Methods: Human chondrocytes in alginate beads and human cartilage explants were cultured in the absence or in the presence of interleukin (IL)-1beta (10(-11) M) and with or without Cur (5-20 microM). Nitric oxide (NO) synthesis was measured by the Griess spectrophotometric method; prostaglandin (PG) E(2) by a specific radioimmunoassay; and IL-6, IL-8, aggrecan (Agg), matrix metalloproteinase (MMP)-3, and tissue inhibitor of metalloproteinase (TIMP)-1 by specific enzyme-amplified immunoassays. Proteoglycan degradation was evaluated by the release of (35)S-glycosaminoglycans (GAG) from human cartilage explants.

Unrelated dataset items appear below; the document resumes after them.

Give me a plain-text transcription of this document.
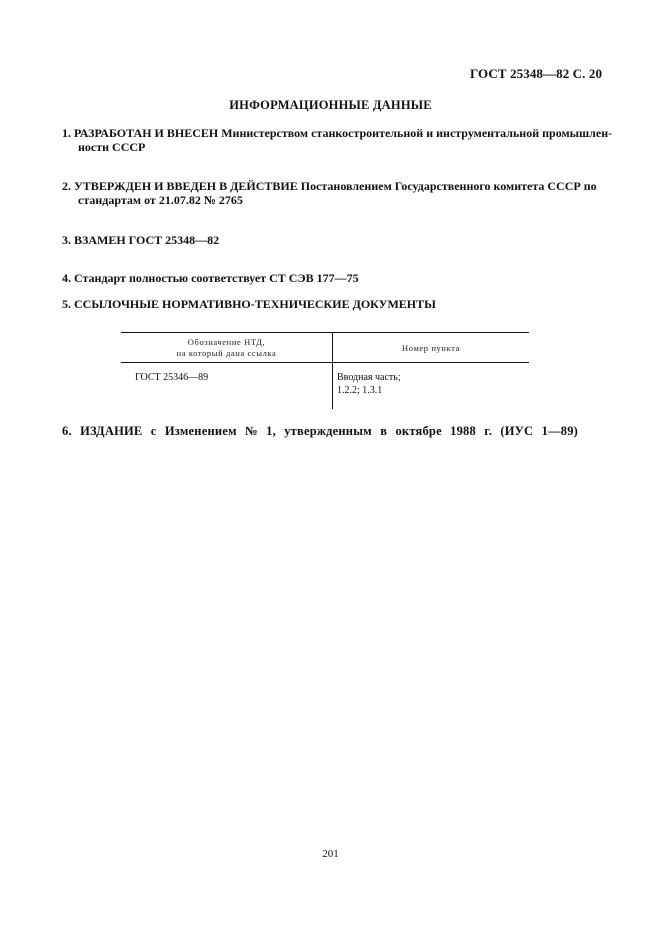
ГОСТ 25348—82 С. 20
ИНФОРМАЦИОННЫЕ ДАННЫЕ
1. РАЗРАБОТАН И ВНЕСЕН Министерством станкостроительной и инструментальной промышлен-
ности СССР
2. УТВЕРЖДЕН И ВВЕДЕН В ДЕЙСТВИЕ Постановлением Государственного комитета СССР по
стандартам от 21.07.82 № 2765
3. ВЗАМЕН ГОСТ 25348—82
4. Стандарт полностью соответствует СТ СЭВ 177—75
5. ССЫЛОЧНЫЕ НОРМАТИВНО-ТЕХНИЧЕСКИЕ ДОКУМЕНТЫ
Обозначение НТД,
на который дана ссылка	Номер пункта
ГОСТ 25346—89	Вводная часть;
1.2.2; 1.3.1
6. ИЗДАНИЕ с Изменением № 1, утвержденным в октябре 1988 г. (ИУС 1—89)
201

Results: In alginate beads and cartilage explant models, Cur inhibited the basal and the IL-1beta-stimulated NO, PGE(2), IL-6, IL-8, and MMP-3 production by human chondrocytes in a concentration-dependent manner. The TIMP-1 and the Agg productions were not modified. In the basal condition, (35)S-GAG release from cartilage explants was decreased by Cur.
Conclusions: Curcumin was a potent inhibitor of the production of inflammatory and catabolic mediators by chondrocytes, suggesting that this natural compound could be efficient in the treatment of osteoarthritis.